Sie studierte zunächst Musikwissenschaft an der Universität Hamburg und promovierte mit einer Arbeit über Intelligenz und Musikalität. Nach einer Ausbildung in Musikalischer Grundausbildung und Lehraufträgen an der Universität und dem Konservatorium Hamburg erhielt sie 1984 einen Ruf auf eine Professur für Musikpädagogik und Musikalische Früherziehung an der Hochschule für Künste Bremen. Sechs Jahre später wechselte sie an die Hochschule für Musik und Theater Hamburg, wo sie im Studiengang für Diplommusiklehrer die Fächer Musikpädagogik, Entwicklungspsychologie und Pädagogische Psychologie unterrichtete und bis zu ihrem Tode den Studienschwerpunkt Allgemeine Musikerziehung leitete.

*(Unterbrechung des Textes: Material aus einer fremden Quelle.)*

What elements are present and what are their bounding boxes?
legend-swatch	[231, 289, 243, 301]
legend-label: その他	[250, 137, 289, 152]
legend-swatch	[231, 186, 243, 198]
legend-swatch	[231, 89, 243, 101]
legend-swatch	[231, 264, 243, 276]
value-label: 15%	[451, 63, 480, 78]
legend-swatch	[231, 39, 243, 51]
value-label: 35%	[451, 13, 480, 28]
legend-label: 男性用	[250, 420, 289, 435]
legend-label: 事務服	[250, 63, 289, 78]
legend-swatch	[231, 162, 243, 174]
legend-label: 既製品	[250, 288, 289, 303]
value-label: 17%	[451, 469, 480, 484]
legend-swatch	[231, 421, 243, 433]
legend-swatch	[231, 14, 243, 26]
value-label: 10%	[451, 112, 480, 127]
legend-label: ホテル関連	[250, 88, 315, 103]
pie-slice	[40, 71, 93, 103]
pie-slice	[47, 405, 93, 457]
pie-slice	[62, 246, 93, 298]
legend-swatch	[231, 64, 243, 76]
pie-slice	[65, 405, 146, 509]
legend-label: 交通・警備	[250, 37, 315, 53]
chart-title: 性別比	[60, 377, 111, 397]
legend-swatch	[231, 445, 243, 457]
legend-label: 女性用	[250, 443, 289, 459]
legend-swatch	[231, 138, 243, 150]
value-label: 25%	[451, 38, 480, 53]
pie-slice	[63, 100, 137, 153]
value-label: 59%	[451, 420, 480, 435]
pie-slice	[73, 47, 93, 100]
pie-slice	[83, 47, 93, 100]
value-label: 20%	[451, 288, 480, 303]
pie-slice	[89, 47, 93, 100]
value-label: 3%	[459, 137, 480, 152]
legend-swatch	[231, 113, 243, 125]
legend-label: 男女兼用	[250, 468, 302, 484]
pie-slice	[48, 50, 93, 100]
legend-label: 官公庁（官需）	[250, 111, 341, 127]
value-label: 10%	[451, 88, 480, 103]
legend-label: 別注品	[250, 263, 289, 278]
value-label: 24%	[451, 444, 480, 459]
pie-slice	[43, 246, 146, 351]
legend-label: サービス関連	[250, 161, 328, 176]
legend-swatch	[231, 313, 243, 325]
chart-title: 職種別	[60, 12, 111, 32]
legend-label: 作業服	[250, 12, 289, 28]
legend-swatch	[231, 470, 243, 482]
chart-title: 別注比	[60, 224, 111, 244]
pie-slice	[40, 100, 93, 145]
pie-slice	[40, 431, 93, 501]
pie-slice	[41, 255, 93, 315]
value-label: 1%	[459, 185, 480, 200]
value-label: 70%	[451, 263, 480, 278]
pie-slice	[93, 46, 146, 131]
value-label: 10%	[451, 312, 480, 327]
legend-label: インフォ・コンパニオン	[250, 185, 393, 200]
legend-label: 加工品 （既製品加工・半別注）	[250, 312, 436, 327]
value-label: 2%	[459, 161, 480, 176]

Als Juliane Ribke sich der Elementaren Musikpädagogik zuwandte, trug das Fach Namen wie „Musikalische Grundausbildung“ und/oder „Musikalische Früherziehung“. Bezeichnet Ersteres den so genannten „Grundstufenunterricht“ mit Primarschülerinnen und -schülern an den Musikschulen, so ist unter dem Zweiten das Pendant mit Vorschulkindern zu verstehen. Schon in der Benennung des Faches wird hier seine damalige weitgehende Beschränkung auf das Vorschul- und Grundschulalter deutlich.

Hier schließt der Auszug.